You can hear more about these rulemaking items and other actions by the Board in our video report.
Richard G. Ketchum
Chairman and CEO
Rulemaking Items Discussed at the May 2016 Board Meeting
Disruptive Quoting and Trading Activity
The Board authorized filing with the SEC proposed amendments to Rule 5210 (Publication of Transactions and Quotations) and the Rule 9800 Series (Temporary Cease and Desist Orders) to prohibit expressly two specific types of quoting and trading activity and to establish an expedited process for issuing cease and desist orders to prevent firms from engaging in the activity or providing access to a customer that engages in the activity. The amendments to Rule 5210, which are based off new BATS rules recently approved by the SEC, specifically define two types of quoting and trading activity that would be considered disruptive. The amendments to the Rule 9800 Series would allow FINRA to initiate an expedited process for issuing cease and desist orders to prevent firms from engaging in the activity or providing access to a customer that engages in the activity.
Gifts, Gratuities and Non-Cash Compensation
The Board authorized publication of a Regulatory Notice seeking comment on proposed amendments to FINRA Rule 3220 (Influencing or Rewarding Employees of Others), as well as the adoption of proposed FINRA Rule 3221 (Restrictions on Non-Cash Compensation) and proposed FINRA Rule 3222 (Business Entertainment). The amendments would: (1) consolidate the rules under a single rule series in the FINRA rulebook; (2) increase the gift limit based on inflation from $100 to $175 per person per year and include a de minimis threshold below which firms would not have to keep records of gifts given or received; and (3) amend the non-cash compensation rules to cover all securities products. The proposed amendments also would incorporate a principles-based standard for business entertainment that would require firms to adopt written policies and supervisory procedures for business entertainment. The proposed changes stem from the retrospective review process and are intended to better align the investor protection benefits and the economic impacts.

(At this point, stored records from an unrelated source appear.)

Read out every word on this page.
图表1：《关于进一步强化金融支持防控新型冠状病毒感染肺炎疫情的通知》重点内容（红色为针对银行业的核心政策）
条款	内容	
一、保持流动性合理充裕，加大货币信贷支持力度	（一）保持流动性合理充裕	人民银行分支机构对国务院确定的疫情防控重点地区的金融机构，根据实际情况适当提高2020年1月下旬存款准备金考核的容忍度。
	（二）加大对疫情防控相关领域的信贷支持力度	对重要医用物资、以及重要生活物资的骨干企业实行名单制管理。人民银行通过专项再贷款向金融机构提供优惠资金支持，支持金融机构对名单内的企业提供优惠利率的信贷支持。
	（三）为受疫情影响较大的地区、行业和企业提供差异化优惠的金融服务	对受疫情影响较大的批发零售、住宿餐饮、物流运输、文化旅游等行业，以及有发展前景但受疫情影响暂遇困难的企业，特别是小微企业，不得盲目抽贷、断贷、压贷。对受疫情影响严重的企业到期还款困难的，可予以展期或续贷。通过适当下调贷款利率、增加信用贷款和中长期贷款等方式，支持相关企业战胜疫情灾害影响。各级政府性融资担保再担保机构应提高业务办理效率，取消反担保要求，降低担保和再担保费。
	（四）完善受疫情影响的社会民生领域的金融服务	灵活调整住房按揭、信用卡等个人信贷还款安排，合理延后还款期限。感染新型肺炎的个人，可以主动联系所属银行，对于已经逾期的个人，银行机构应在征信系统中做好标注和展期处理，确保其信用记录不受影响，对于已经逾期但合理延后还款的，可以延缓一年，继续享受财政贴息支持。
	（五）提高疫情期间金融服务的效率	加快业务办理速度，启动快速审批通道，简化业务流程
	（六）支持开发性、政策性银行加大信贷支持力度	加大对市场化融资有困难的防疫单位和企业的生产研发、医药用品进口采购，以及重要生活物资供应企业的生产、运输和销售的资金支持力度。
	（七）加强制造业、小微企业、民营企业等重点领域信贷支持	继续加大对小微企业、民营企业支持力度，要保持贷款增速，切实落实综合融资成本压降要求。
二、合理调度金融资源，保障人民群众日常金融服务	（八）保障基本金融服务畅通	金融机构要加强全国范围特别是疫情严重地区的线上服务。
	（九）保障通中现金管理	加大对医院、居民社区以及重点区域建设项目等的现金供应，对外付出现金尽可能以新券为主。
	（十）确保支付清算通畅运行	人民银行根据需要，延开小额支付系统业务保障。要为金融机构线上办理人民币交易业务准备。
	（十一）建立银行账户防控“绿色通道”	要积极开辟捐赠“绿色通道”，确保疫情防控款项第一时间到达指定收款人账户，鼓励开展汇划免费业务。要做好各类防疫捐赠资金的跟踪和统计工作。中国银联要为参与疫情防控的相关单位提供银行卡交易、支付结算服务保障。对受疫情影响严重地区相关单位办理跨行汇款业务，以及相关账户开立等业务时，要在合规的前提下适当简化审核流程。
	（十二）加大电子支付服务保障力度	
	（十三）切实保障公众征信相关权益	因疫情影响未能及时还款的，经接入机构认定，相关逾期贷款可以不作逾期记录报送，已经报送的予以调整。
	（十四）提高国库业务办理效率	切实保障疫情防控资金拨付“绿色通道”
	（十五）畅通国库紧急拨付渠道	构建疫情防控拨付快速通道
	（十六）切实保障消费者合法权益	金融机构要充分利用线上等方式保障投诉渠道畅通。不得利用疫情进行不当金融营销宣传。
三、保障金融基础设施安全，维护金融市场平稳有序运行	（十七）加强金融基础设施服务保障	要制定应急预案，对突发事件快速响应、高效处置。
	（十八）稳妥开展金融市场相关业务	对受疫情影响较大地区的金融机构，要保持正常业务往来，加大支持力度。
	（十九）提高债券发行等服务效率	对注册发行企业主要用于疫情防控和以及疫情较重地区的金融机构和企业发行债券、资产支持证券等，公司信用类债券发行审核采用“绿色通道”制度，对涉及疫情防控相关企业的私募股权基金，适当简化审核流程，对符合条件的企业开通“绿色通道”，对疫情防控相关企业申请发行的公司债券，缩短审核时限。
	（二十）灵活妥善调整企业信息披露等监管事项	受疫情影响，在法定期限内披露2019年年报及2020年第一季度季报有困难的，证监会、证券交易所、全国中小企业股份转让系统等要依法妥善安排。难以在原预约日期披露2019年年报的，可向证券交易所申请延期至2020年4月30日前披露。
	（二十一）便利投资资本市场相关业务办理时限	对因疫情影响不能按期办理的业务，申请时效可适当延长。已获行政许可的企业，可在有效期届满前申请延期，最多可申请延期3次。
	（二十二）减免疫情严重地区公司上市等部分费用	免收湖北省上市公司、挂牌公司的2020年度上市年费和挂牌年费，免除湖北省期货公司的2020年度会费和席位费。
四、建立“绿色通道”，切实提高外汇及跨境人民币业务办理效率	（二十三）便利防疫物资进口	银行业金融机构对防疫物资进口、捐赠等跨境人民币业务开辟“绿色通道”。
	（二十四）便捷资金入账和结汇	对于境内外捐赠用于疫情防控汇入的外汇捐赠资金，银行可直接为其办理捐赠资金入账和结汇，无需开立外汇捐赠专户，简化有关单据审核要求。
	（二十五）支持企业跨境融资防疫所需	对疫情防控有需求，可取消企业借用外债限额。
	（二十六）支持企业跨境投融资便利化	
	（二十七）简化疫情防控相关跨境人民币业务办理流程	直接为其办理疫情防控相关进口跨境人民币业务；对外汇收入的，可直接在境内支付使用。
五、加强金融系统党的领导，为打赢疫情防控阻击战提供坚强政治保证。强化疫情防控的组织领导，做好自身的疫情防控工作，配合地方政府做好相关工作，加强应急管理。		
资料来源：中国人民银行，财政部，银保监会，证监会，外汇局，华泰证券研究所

Broadening Chairperson Eligibility in Arbitration
The Board authorized filing with the SEC proposed amendments to Rules 12400 and 13400 (Neutral List Selection System and Arbitrator Rosters) to revise the arbitration forum chairperson eligibility requirements. Specifically, an attorney arbitrator would be eligible for the chairperson roster if he or she completes chairperson training and serves as an arbitrator through award on at least one arbitration, instead of two arbitrations, administered by a self-regulatory organization in which hearings were held.
Motions to Dismiss in Arbitration
The Board authorized filing with the SEC proposed amendments to Rules 12504 and 13504 (Motions to Dismiss) to provide that arbitrators in its forum may act upon a motion to dismiss prior to the conclusion of a party’s case in chief if the arbitrators determine that the non-moving party previously brought the same dispute against the same party, and the dispute was fully and finally adjudicated on the merits.
Panel Selection in Customer Cases with Three Arbitrators
The Board authorized filing with the SEC proposed amendments to Rule 12403 (Cases with Three Arbitrators) to increase the number of public arbitrators on the list that FINRA sends parties during the panel selection process in customer cases. Specifically, FINRA would increase the number of public arbitrators on the list from 10 to 15. FINRA would also increase the number of strikes to the public list from four to six, to keep the proportion of strikes the same under the amended rule as it is under the current rule.